The evaluation criteria are as follow.
-
- A: 200 mJ/cm2 or less
- B: over 200 mJ/cm2 and 300 mJ/cm2 or less
- C: over 300 mJ/cm2
5. Deaeration Efficiency
The deaeration efficiency when the discharge test was performed by operating the deaeration module described above was evaluated based on the following criteria.
-
- A: During discharging for 30 minutes, it was possible to deaerate to the amount of a dissolved gas of the amount of a dissolved gas (when discharging) of each Example without interrupting the discharge.
- B: During discharging for 30 minutes, it was required once that the circulation in which the discharge was interrupted and the ink was returned from the head to the sub tank through the circulation route, was performed, in order to be the amount of a dissolved gas of the amount of a dissolved gas (when discharging) of each Example.
- C: During discharging for 30 minutes, it was required twice or more that the circulation in which the discharge was interrupted and the ink was returned from the head to the sub tank through the circulation route, was performed, in order to be the amount of a dissolved gas of the amount of a dissolved gas (when discharging) of each Example.

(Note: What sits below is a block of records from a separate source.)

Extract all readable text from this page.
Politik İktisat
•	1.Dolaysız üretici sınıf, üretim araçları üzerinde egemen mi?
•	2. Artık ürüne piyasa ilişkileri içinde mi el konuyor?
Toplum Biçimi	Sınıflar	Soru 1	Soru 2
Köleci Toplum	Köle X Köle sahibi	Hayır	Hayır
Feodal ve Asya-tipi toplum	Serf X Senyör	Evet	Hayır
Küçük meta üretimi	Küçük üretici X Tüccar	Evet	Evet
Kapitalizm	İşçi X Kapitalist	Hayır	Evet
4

6. Continuous Usage Possibility
The discharge was performed under conditions of the discharge test described above and 5 cm×5 cm of a solid pattern was recorded on the recording medium of an A4 size. When recording was performed on 500 sheets of the recording mediums, the evaluation was conducted whether it was necessary to perform replacing of the ink cartridge or not.
-
- A: It was possible to record without replacing the ink cartridge.

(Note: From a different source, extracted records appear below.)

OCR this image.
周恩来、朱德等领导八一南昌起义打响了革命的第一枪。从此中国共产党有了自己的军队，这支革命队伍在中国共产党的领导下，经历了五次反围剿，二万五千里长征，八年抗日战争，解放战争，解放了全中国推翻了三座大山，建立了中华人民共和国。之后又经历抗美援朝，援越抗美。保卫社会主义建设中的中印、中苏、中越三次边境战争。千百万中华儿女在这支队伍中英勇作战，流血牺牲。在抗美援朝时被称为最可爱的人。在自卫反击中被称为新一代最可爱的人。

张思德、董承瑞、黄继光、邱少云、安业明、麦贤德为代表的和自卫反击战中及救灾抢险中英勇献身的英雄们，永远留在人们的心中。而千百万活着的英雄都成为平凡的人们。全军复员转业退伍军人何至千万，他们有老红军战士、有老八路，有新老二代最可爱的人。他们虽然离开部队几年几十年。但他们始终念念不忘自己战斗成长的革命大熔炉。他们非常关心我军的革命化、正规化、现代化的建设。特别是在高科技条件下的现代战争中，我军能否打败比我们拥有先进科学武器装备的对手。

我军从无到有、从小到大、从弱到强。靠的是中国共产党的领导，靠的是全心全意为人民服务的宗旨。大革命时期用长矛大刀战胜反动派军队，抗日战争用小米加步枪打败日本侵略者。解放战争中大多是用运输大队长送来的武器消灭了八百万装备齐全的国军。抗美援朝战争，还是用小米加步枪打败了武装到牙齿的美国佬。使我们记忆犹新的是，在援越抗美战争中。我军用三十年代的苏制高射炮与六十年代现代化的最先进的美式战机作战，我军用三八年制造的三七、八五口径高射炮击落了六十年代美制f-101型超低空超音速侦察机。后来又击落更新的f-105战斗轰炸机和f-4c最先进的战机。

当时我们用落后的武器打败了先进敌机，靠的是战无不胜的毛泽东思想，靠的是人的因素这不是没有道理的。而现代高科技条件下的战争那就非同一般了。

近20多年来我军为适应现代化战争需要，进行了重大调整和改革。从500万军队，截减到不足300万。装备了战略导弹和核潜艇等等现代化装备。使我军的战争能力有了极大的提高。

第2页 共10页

- C: It was necessary to replace the ink cartridge.
According to the above-results, it was found that the ink jet method in which the composition fed from the composition storing body which stored the ultraviolet curing type ink jet composition which contained the polymerizable compound and the hindered amine compound and in which the amount of a dissolved gas was set to 10 ppm or more, with the storing volume of 2 L or more, was deaerated to the amount of a dissolved gas of 30 ppm or less and was discharged from the ink jet head was more excellent in all of continuous usage possibility, preservation stability, and discharge stability, compared to other ink jet methods.
Furthermore, while not described in Table, after the ink storing body after adjusting in Method Example 10 was preserved at RT for 20 months, when the discharge stability was evaluated under a condition in which the deaeration is performed when discharging, the result was A.
The entire disclosure of Japanese Patent Application No. 2014-056109, filed Mar. 19, 2014 is expressly incorporated by reference herein.